2014 - 1st Assembly of the DESIS Association, in the framework of the Cumulus Conference (Johannesburg – South Africa). The first Assembly of the new born association was a historical moment for the DESIS Network.  Until 2014, the DESIS Network was managed as an informal network. Now, as an association, it is being coordinated by the President, International Coordinator (IC) and Platform team, three key roles of the new organizational structure. The Assembly gathered DESIS Network members, i.e., representatives of DESIS Labs all over the world, both physically and virtually (a live broadcasting of the event was available, and an open channel was opened to receive feedback on-line)  

Contestation

“To get the network organized in a formal structure was not really that easy. There was a big issue that was the economic part.  

The main issue discussed was the membership fee, which was something that we (Polimi DESIS Lab members) considered when we started to draft the rules for the future DESIS association.   

It would be this: ‘if you want to be part of this network, make a subscription, pay a fee, and this fee would allow the operation of the network’.  

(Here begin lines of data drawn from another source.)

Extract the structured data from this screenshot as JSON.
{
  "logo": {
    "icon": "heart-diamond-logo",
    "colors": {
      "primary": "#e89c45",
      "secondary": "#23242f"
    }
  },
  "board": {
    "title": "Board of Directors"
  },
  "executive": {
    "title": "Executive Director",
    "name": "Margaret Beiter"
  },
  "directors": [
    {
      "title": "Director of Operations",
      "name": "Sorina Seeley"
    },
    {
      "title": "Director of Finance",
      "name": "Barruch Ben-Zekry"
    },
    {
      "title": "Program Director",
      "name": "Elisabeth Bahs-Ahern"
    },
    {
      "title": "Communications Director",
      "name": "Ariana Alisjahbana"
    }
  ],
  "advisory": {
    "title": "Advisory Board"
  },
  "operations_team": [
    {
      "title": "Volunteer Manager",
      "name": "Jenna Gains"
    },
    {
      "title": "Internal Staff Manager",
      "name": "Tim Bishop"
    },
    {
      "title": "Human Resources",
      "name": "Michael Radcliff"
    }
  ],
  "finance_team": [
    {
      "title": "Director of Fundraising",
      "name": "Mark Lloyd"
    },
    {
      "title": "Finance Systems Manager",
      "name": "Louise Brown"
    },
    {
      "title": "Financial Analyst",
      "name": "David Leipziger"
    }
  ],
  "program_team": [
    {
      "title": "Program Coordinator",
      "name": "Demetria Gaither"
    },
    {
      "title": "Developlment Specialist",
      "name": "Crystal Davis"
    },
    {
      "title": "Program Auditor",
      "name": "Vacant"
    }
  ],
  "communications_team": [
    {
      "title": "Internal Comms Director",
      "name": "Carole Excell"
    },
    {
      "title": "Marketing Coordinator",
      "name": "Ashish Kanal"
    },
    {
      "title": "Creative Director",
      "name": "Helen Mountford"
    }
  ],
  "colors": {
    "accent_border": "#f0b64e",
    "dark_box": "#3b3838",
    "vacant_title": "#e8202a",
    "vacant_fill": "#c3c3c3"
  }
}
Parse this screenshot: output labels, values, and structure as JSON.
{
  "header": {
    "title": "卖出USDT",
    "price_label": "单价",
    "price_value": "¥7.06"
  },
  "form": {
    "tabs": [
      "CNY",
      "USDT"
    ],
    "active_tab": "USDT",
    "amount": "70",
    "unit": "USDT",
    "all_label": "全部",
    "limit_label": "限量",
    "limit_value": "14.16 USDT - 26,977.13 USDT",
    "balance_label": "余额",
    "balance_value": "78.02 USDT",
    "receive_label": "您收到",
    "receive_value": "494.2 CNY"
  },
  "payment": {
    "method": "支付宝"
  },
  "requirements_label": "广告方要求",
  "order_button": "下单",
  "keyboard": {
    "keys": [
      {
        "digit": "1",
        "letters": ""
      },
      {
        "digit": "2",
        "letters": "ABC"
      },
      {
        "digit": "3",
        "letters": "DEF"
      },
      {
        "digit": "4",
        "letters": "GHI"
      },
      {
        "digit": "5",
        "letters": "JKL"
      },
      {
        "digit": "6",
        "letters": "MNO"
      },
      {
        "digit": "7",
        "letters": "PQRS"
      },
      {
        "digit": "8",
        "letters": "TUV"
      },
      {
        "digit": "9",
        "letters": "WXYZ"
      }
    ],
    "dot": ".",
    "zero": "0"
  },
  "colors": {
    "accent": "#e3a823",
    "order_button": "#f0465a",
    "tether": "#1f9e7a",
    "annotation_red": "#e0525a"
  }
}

During the participatory process, in which the initial draft was analysed and discussed by the other members, we realized that this would not be possible.  

It was not possible to define a membership fee because there were some Labs that had economic resources and others who did not.  

So, with the membership fee we were about to create some Labs defined under a ‘category A’ and others under a ‘category B’.  

This was intensively discussed.  We arrived at a final format in which no one would pay anything, and that the person who would perform the role of coordinator would also ensure, with their own financial resources, the operation of the network”.  

Anticipation

Yes, the formalization of the DESIS Network as an association under the Italian Law was understood as a critical turning point for the DESIS Network and was the result of a long process which started in 2010 and was led by the DESIS founder.  

The founder had a key role in starting up this process but members of the Polimi DESIS Lab performed a key role in defining the final version of the Statute:

(1) by investigating a better institutional format;

(2) by writing the initial draft;

(3) by organizing the participatory process in which all other Labs were invited to give feedback and

(4) by organizing the results in a final version (DESIS Statute).  

It was a critical turning point also for the Polimi DESIS Lab, which assumed the coordination of a network with more than 50 other Labs all over the world:  

“We opened a call for those who wanted to be a coordinator. So when we had the first meeting it was opened for nominations, but only one person applied and this person was from the Polimi DESIS lab.   

Certainly this happened as a result of recognition for previous achievements. The Polimi DESIS lab had worked on design for social innovation for years and the candidate from this Lab had worked for years with the founder of the DESIS network.  It seemed a natural step to have the first coordinator from the Polimi DESIS Lab.  

However it was not forced and nominations had been opened to all”.

Learning

The role of coordination of the DESIS Network is considered a privilege, in terms of the awareness of what is happening in the network:  

“You are always informed of what is happening in the other Labs in the world, you are a key player. All information passes through you. This is certainly a privilege”.  

One of the key rules in the DESIS Statute is that each Lab must:

(1) collaborate in promoting and developing at least one DESIS Initiative;

(2) participate in the annual DESIS Assembly;

(3) present a short report on their activities and programs at the annual Assembly.

This is considered an important step in the development of the network:  

“You have an annual event, an Assembly, therefore you have more structure. The Network is more regulated. You know (as a Lab, member of the DESIS Network) that every year there is a meeting in which you are required to report what you've done, you must present what you did throughout the year".